In combination with actual engineering application requirements, the design features of the superfield of view infrared optical lens are analyzed in terms of projection mode, optical configuration, image surface illuminance, the field of view, thermalization, and evaluation mode.
For imaging of objects at infinity, an ideal optical lens with an imaging distortion of 0 has an image height and field of view in accordance with the following formula, namely:
h = f tanθ (1)
Where: f is the focal length of the object side; θ is the half-field angle of the object side.
It can be seen from formula (1) that when the half-field angle is large, the image height will increase sharply. Therefore, the super-large field-of-view optical lens must introduce a certain amount of negative distortion can design a sufficient imaging field of view on limited image size.
The design of the super field of view lens adopts the "non-similar" imaging principle, and the object area that the ideal optical lens cannot imagine is deformed and compressed by introducing negative distortion to the image. The imaging image height and field of view usually conform to the following projection methods:
h = 2 f tan(θ/2) (2)
h = 2 f sin(θ/2) (3)
h = f sinθ (4)
h = f θ (5)
Taking the derivation on both sides of formulas (2)~(5) respectively, the relationship between angular resolution and field of view is obtained as follows:
dh/dθ = f / cos (θ/2)2 (6)
dh/dθ = f cos(θ/2) (7)
dh/dθ = f cos(θ) (8)
dh/dθ = f (9)
The relationship between image height and field of view corresponding to different projection methods is shown in Figure 1(a), and the relationship between angular resolution and field angle corresponding to different projection methods is shown in Figure 1(b).

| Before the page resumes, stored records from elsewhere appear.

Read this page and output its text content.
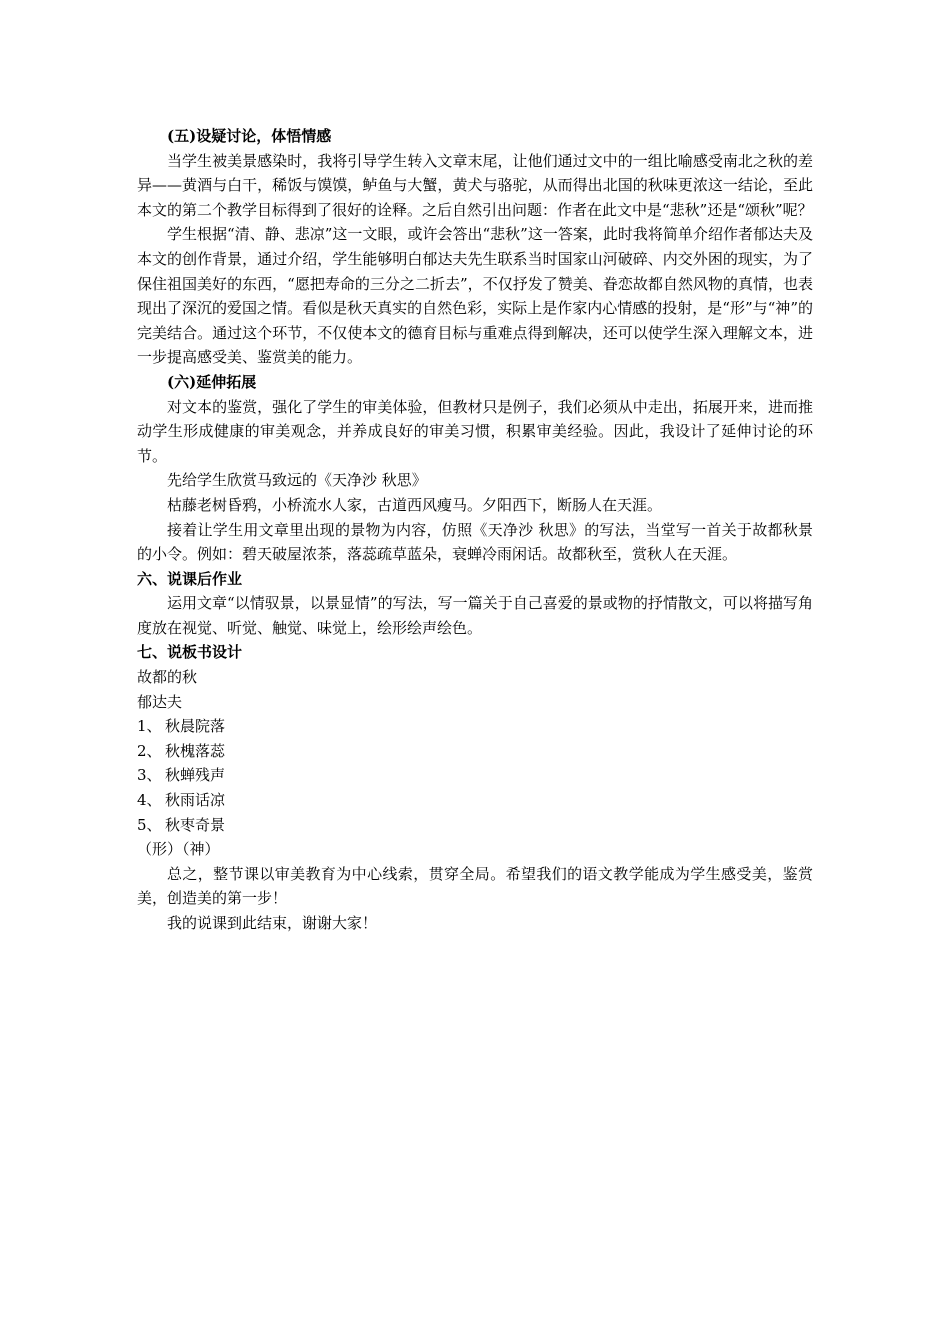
(五)设疑讨论，体悟情感

当学生被美景感染时，我将引导学生转入文章末尾，让他们通过文中的一组比喻感受南北之秋的差异——黄酒与白干，稀饭与馍馍，鲈鱼与大蟹，黄犬与骆驼，从而得出北国的秋味更浓这一结论，至此本文的第二个教学目标得到了很好的诠释。之后自然引出问题：作者在此文中是“悲秋”还是“颂秋”呢？

学生根据“清、静、悲凉”这一文眼，或许会答出“悲秋”这一答案，此时我将简单介绍作者郁达夫及本文的创作背景，通过介绍，学生能够明白郁达夫先生联系当时国家山河破碎、内交外困的现实，为了保住祖国美好的东西，“愿把寿命的三分之二折去”，不仅抒发了赞美、眷恋故都自然风物的真情，也表现出了深沉的爱国之情。看似是秋天真实的自然色彩，实际上是作家内心情感的投射，是“形”与“神”的完美结合。通过这个环节，不仅使本文的德育目标与重难点得到解决，还可以使学生深入理解文本，进一步提高感受美、鉴赏美的能力。

(六)延伸拓展

对文本的鉴赏，强化了学生的审美体验，但教材只是例子，我们必须从中走出，拓展开来，进而推动学生形成健康的审美观念，并养成良好的审美习惯，积累审美经验。因此，我设计了延伸讨论的环节。

先给学生欣赏马致远的《天净沙 秋思》

枯藤老树昏鸦，小桥流水人家，古道西风瘦马。夕阳西下，断肠人在天涯。

接着让学生用文章里出现的景物为内容，仿照《天净沙 秋思》的写法，当堂写一首关于故都秋景的小令。例如：碧天破屋浓茶，落蕊疏草蓝朵，衰蝉冷雨闲话。故都秋至，赏秋人在天涯。

六、说课后作业

运用文章“以情驭景，以景显情”的写法，写一篇关于自己喜爱的景或物的抒情散文，可以将描写角度放在视觉、听觉、触觉、味觉上，绘形绘声绘色。

七、说板书设计

故都的秋

郁达夫

1、 秋晨院落

2、 秋槐落蕊

3、 秋蝉残声

4、 秋雨话凉

5、 秋枣奇景

（形）（神）

总之，整节课以审美教育为中心线索，贯穿全局。希望我们的语文教学能成为学生感受美，鉴赏美，创造美的第一步！

我的说课到此结束，谢谢大家！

In the actual use of the super field of view infrared optical lens, the infrared target is usually a point target after being imaged by the optical system. Compared with the geometric feature information of the target, the system is more concerned about its angular position information in order to obtain higher angular position indication accuracy.
It can be seen from the figure that the h = f θ projection method, the image height is proportional to the field of view, the single-pixel angular resolution does not change with the field of view, and the overall field of view is consistent. Therefore, the military super field of view infrared optical lens should choose the h = f θ projection method.